Pak non-committal on action against Hafiz Saeed
Notwithstanding India's insistence on action against Jamaat-ud-Dawa chief Hafiz Saeed, Pakistan today was non-committal on action against the mastermind of Mumbai attacks and several other terror strikes in India.world Updated: Apr 28, 2010 19:24 IST
Notwithstanding India's insistence on action against Jamaat-ud-Dawa chief Hafiz Saeed, Pakistan on Wednesday was non-committal on action against the mastermind of Mumbai attacks and several other terror strikes in India.
"Same old beaten track," said Pakistan Foreign Minister Shah Mahmood Qureshi when asked for his response to India's repeated demand that action should be taken against Saeed in connection with Mumbai attacks.
He said Saeed was arrested twice by Pakistan government but courts let him off "because in the eyes of the judicial process, the evidence against him was not strong enough to keep him locked up.
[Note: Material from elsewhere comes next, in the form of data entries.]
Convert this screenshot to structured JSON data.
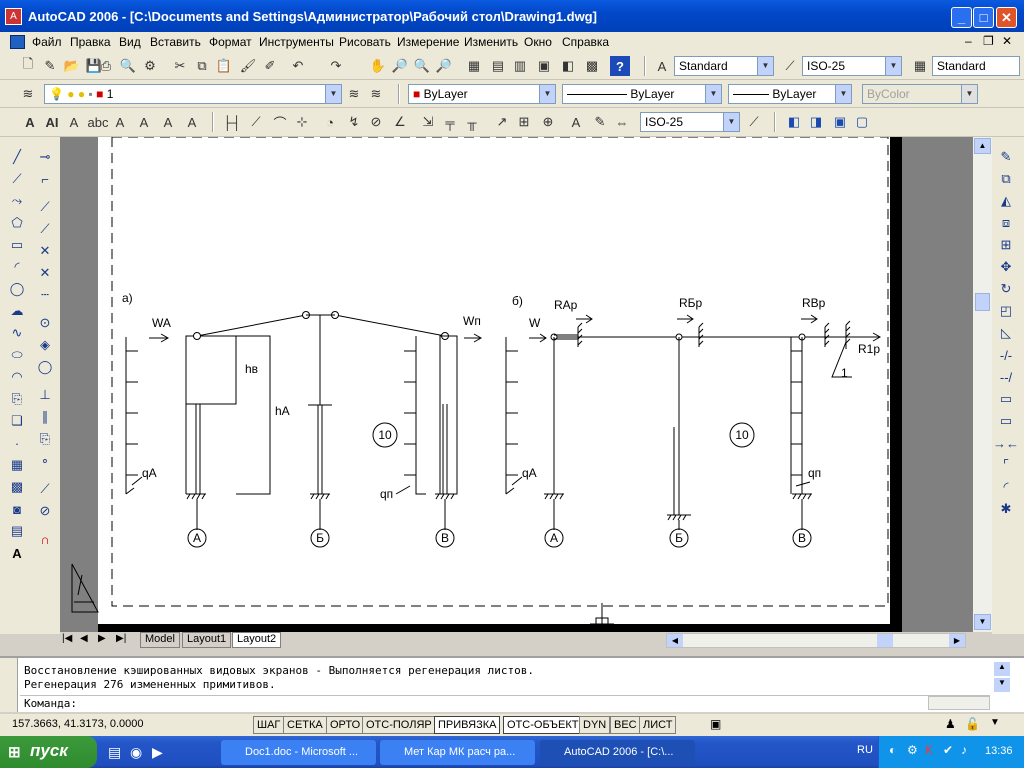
{
  "window": {
    "title": "AutoCAD 2006 - [C:\\Documents and Settings\\Администратор\\Рабочий стол\\Drawing1.dwg]"
  },
  "menu": [
    "Файл",
    "Правка",
    "Вид",
    "Вставить",
    "Формат",
    "Инструменты",
    "Рисовать",
    "Измерение",
    "Изменить",
    "Окно",
    "Справка"
  ],
  "toolbar1": {
    "text_style": "Standard",
    "dim_style": "ISO-25",
    "table_style": "Standard"
  },
  "toolbar2": {
    "layer": "1",
    "color": "ByLayer",
    "linetype": "ByLayer",
    "lineweight": "ByLayer",
    "plotstyle": "ByColor"
  },
  "toolbar3": {
    "dim_style": "ISO-25"
  },
  "drawing": {
    "label_a": "а)",
    "label_b": "б)",
    "wa": "WA",
    "wn": "Wп",
    "w": "W",
    "hb": "hв",
    "ha": "hA",
    "qa_left": "qA",
    "qn_left": "qп",
    "qa_right": "qA",
    "qn_right": "qп",
    "circle10_left": "10",
    "circle10_right": "10",
    "axis_left": [
      "A",
      "Б",
      "В"
    ],
    "axis_right": [
      "A",
      "Б",
      "В"
    ],
    "rap": "RAp",
    "rbp": "RБp",
    "rvp": "RBp",
    "r1p": "R1p",
    "mark1": "1"
  },
  "tabs": [
    "Model",
    "Layout1",
    "Layout2"
  ],
  "command": {
    "line1": "Восстановление кэшированных видовых экранов - Выполняется регенерация листов.",
    "line2": "Регенерация 276 измененных примитивов.",
    "prompt": "Команда:"
  },
  "status": {
    "coords": "157.3663, 41.3173, 0.0000",
    "buttons": [
      "ШАГ",
      "СЕТКА",
      "ОРТО",
      "ОТС-ПОЛЯР",
      "ПРИВЯЗКА",
      "ОТС-ОБЪЕКТ",
      "DYN",
      "ВЕС",
      "ЛИСТ"
    ]
  },
  "taskbar": {
    "start": "пуск",
    "tasks": [
      "Doc1.doc - Microsoft ...",
      "Мет Кар МК расч ра...",
      "AutoCAD 2006 - [C:\\..."
    ],
    "lang": "RU",
    "clock": "13:36"
  }
}
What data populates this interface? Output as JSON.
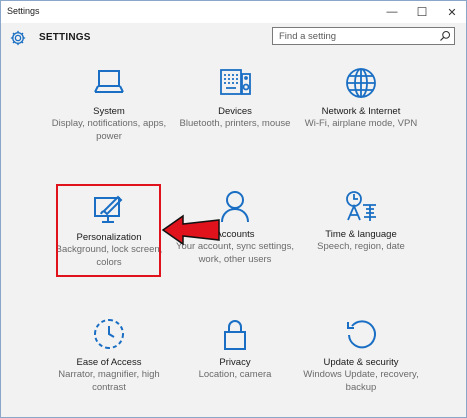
{
  "window": {
    "title": "Settings",
    "controls": {
      "minimize": "—",
      "maximize": "☐",
      "close": "✕"
    }
  },
  "header": {
    "title": "SETTINGS",
    "search_placeholder": "Find a setting"
  },
  "colors": {
    "accent": "#1a6fc4",
    "highlight_border": "#e0121b",
    "arrow_fill": "#e0121b"
  },
  "tiles": [
    {
      "name": "System",
      "description": "Display, notifications, apps, power",
      "icon": "laptop-icon"
    },
    {
      "name": "Devices",
      "description": "Bluetooth, printers, mouse",
      "icon": "devices-icon"
    },
    {
      "name": "Network & Internet",
      "description": "Wi-Fi, airplane mode, VPN",
      "icon": "globe-icon"
    },
    {
      "name": "Personalization",
      "description": "Background, lock screen, colors",
      "icon": "personalization-icon"
    },
    {
      "name": "Accounts",
      "description": "Your account, sync settings, work, other users",
      "icon": "person-icon"
    },
    {
      "name": "Time & language",
      "description": "Speech, region, date",
      "icon": "time-language-icon"
    },
    {
      "name": "Ease of Access",
      "description": "Narrator, magnifier, high contrast",
      "icon": "ease-of-access-icon"
    },
    {
      "name": "Privacy",
      "description": "Location, camera",
      "icon": "lock-icon"
    },
    {
      "name": "Update & security",
      "description": "Windows Update, recovery, backup",
      "icon": "update-icon"
    }
  ]
}
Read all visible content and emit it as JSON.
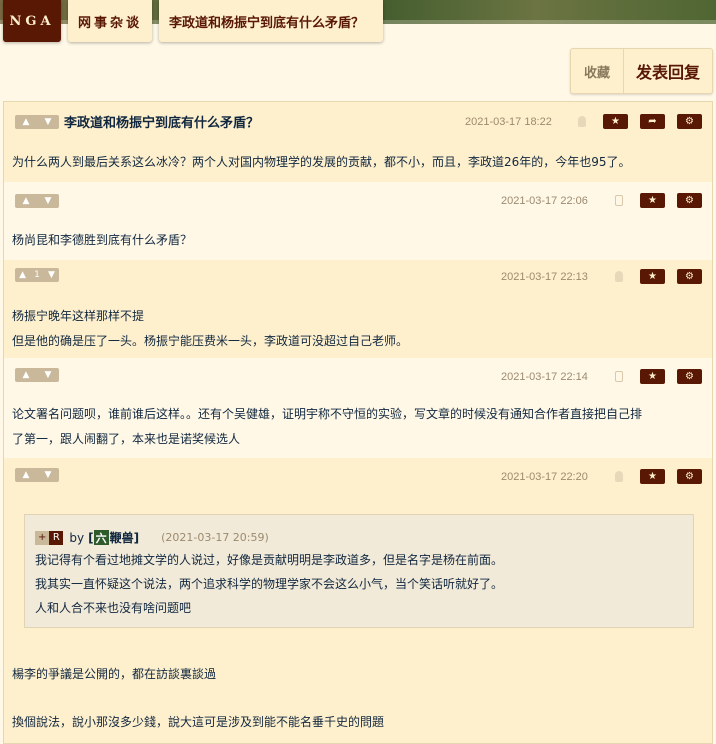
{
  "nav": {
    "logo": "NGA",
    "board": "网事杂谈",
    "thread_title": "李政道和杨振宁到底有什么矛盾？"
  },
  "actions": {
    "favorite": "收藏",
    "reply": "发表回复"
  },
  "vote_count": "1",
  "posts": [
    {
      "title": "李政道和杨振宁到底有什么矛盾？",
      "date": "2021-03-17 18:22",
      "lines": [
        "为什么两人到最后关系这么冰冷？两个人对国内物理学的发展的贡献，都不小，而且，李政道26年的，今年也95了。"
      ]
    },
    {
      "date": "2021-03-17 22:06",
      "lines": [
        "杨尚昆和李德胜到底有什么矛盾？"
      ]
    },
    {
      "date": "2021-03-17 22:13",
      "lines": [
        "杨振宁晚年这样那样不提",
        "但是他的确是压了一头。杨振宁能压费米一头，李政道可没超过自己老师。"
      ]
    },
    {
      "date": "2021-03-17 22:14",
      "lines": [
        "论文署名问题呗，谁前谁后这样。。还有个吴健雄，证明宇称不守恒的实验，写文章的时候没有通知合作者直接把自己排",
        "了第一，跟人闹翻了，本来也是诺奖候选人"
      ]
    },
    {
      "date": "2021-03-17 22:20",
      "quote": {
        "plus": "+",
        "r": "R",
        "by": "by",
        "bracket_open": "[",
        "badge": "六",
        "user": "鞭兽",
        "bracket_close": "]",
        "time": "(2021-03-17 20:59)",
        "lines": [
          "我记得有个看过地摊文学的人说过，好像是贡献明明是李政道多，但是名字是杨在前面。",
          "我其实一直怀疑这个说法，两个追求科学的物理学家不会这么小气，当个笑话听就好了。",
          "人和人合不来也没有啥问题吧"
        ]
      },
      "lines": [
        "楊李的爭議是公開的，都在訪談裏談過",
        "換個說法，說小那沒多少錢，說大這可是涉及到能不能名垂千史的問題"
      ]
    }
  ],
  "icons": {
    "vote": "thumbs-icon",
    "star": "star-icon",
    "share": "share-icon",
    "settings": "gear-icon",
    "device": "phone-icon"
  }
}
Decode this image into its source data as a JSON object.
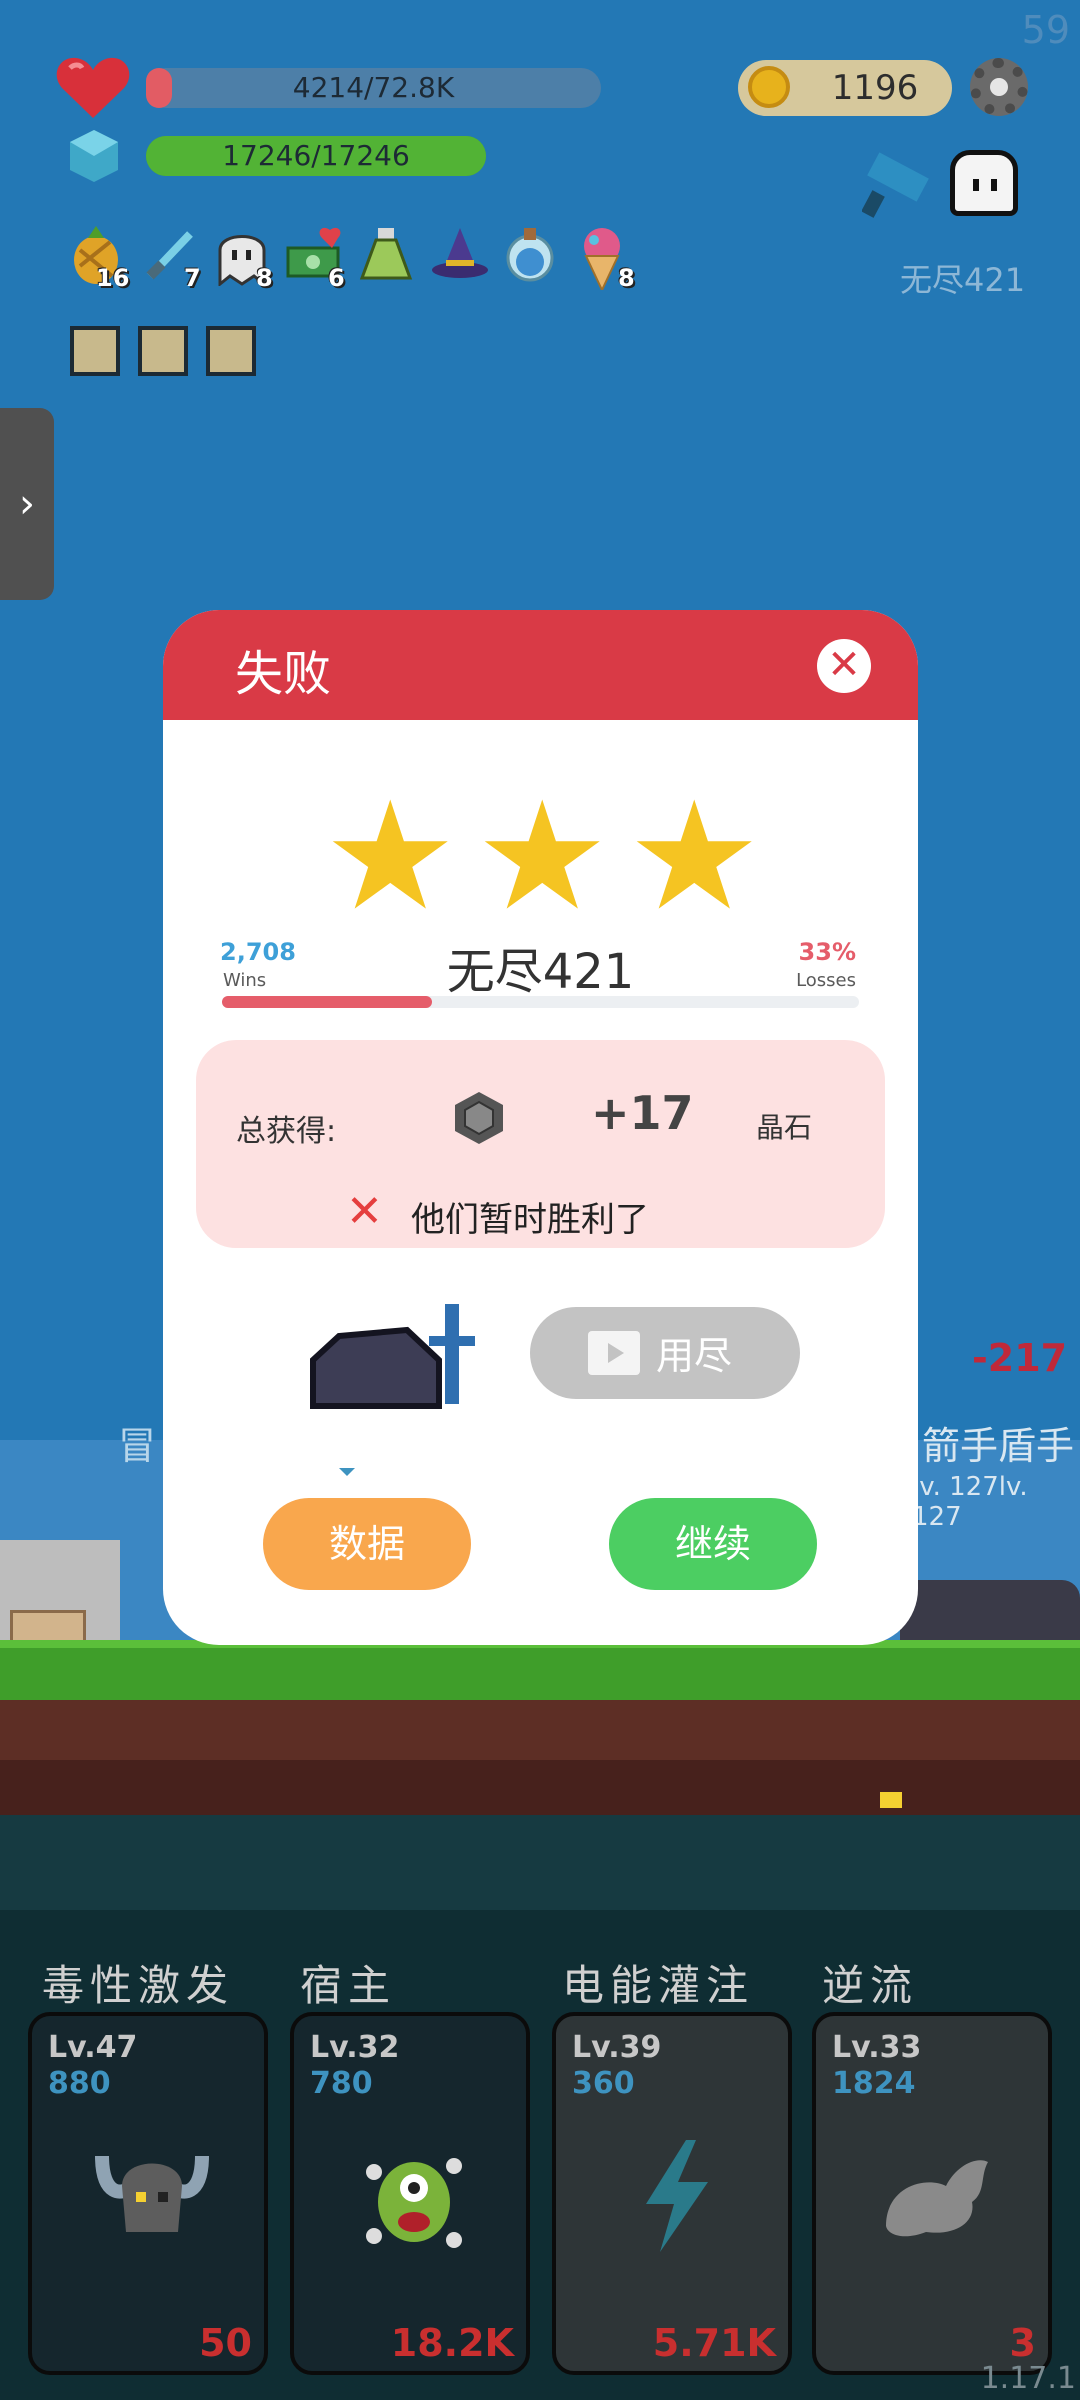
{
  "hud": {
    "fps": "59",
    "hp_text": "4214/72.8K",
    "hp_fraction": 0.058,
    "shield_text": "17246/17246",
    "shield_fraction": 1.0,
    "coins": "1196",
    "stage_label": "无尽421"
  },
  "inventory": [
    {
      "name": "pineapple-icon",
      "count": "16"
    },
    {
      "name": "knife-icon",
      "count": "7"
    },
    {
      "name": "ghost-icon",
      "count": "8"
    },
    {
      "name": "money-heart-icon",
      "count": "6"
    },
    {
      "name": "potion-icon",
      "count": ""
    },
    {
      "name": "wizard-hat-icon",
      "count": ""
    },
    {
      "name": "flask-icon",
      "count": ""
    },
    {
      "name": "ice-cream-icon",
      "count": "8"
    }
  ],
  "dialog": {
    "title": "失败",
    "close": "✕",
    "stars": 3,
    "wins_value": "2,708",
    "wins_label": "Wins",
    "losses_value": "33%",
    "losses_label": "Losses",
    "mode": "无尽421",
    "progress_fraction": 0.33,
    "reward_label": "总获得:",
    "reward_value": "+17",
    "reward_unit": "晶石",
    "result_message": "他们暂时胜利了",
    "ad_button": "用尽",
    "data_button": "数据",
    "continue_button": "继续"
  },
  "skills": [
    {
      "title": "毒性激发",
      "level": "Lv.47",
      "cost": "880",
      "count": "50",
      "icon": "horned-skull-icon"
    },
    {
      "title": "宿主",
      "level": "Lv.32",
      "cost": "780",
      "count": "18.2K",
      "icon": "green-monster-icon"
    },
    {
      "title": "电能灌注",
      "level": "Lv.39",
      "cost": "360",
      "count": "5.71K",
      "icon": "lightning-icon"
    },
    {
      "title": "逆流",
      "level": "Lv.33",
      "cost": "1824",
      "count": "3",
      "icon": "wing-icon"
    }
  ],
  "background_text": {
    "damage": "-217",
    "enemy_names": "箭手盾手",
    "enemy_levels": "lv. 127lv. 127",
    "left_partial": "冒"
  },
  "version": "1.17.1",
  "colors": {
    "danger": "#d93a46",
    "data_button": "#f9a74d",
    "continue_button": "#4cce62"
  }
}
That is a legal process. You have an independent judiciary, so do we."
Asked whether Pakistan was making any efforts to collect evidence against Saeed in connection with terror activities so that he could be tried, Qureshi vaguely said, "Pakistan has, is and will continue to try and collect evidence against any terrorist. We do not want our soil to be used against anyone."
Queried whether it meant that even Saeed would not be allowed to use Pakistani soil against India, he repeated, "anyone...Anyone means anyone."
He, however, refused to name Saeed specifically despite being asked whether it included Saeed.
"How can you arrest someone on hearsay?" was the response of Pakistan Foreign Office spokesman Abdul Basit when asked why Pakistan was not taking action against Saeed.
Claiming that Pakistan had "done enough" in punishing Saeed, Basit said he was detained twice but was released.
"We have an independent and fair judiciary as is the case in India."
India has given a lot of material to Pakistan detailing Saeed's involvement in various terror activities in India. Pakistan, however, keeps saying that it was not enough.
Agitated over this attitude of Pakistan, Prime Minister Manmohan Singh recently said there was no need to give any more material about Saeed's terror involvement as proof against him, even that gathered by American agencies, was already in public domain.